[RLlib] Fix combination of lockstep and multiple agnts controlled by the same policy. (#9521)

* Change aggregation when lockstep is activated. Modification of MultiAgentBatch.timeslices to support the combination of lockstep and multiple agents controlled by the same policy. fix ray-project/ray#9295 * Line too long.

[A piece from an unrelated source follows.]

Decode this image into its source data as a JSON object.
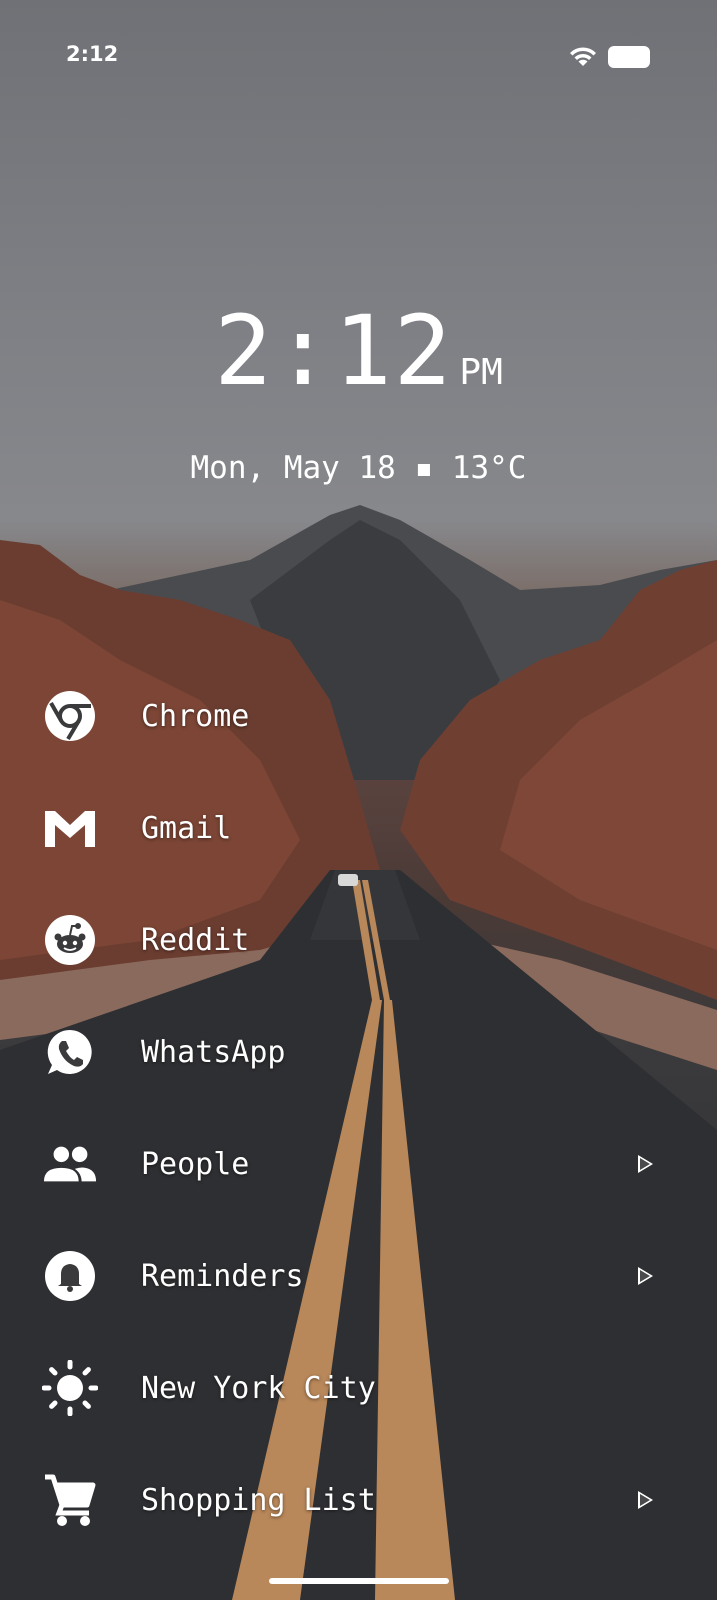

2025-03-05 18:11:42 -05:00 · 2020-07-20 08:03:12 +02:00 · 2020-07-20 08:03:12 +02:00 · 440c9c42be
commit 440c9c42be
parent 0cee75c86a
1 changed files with 3 additions and 3 deletions
--- a/rllib/policy/sample_batch.py
+++ b/rllib/policy/sample_batch.py
@ -438,8 +438,8 @@ class MultiAgentBatch:
        steps = []
        for policy_id, batch in self.policy_batches.items():
            for row in batch.rows():
-                steps.append((row[SampleBatch.EPS_ID], row["t"], policy_id,
-                              row))
+                steps.append((row[SampleBatch.EPS_ID], row["t"],
+                              row["agent_index"], policy_id, row))
        steps.sort()

        finished_slices = []
@ -458,7 +458,7 @@ class MultiAgentBatch:
        # For each unique env timestep.
        for _, group in itertools.groupby(steps, lambda x: x[:2]):
            # Accumulate into the current slice.
-            for _, _, policy_id, row in group:
+            for _, _, _, policy_id, row in group:
                cur_slice[policy_id].add_values(**row)
            cur_slice_size += 1
            # Slice has reached target number of env steps.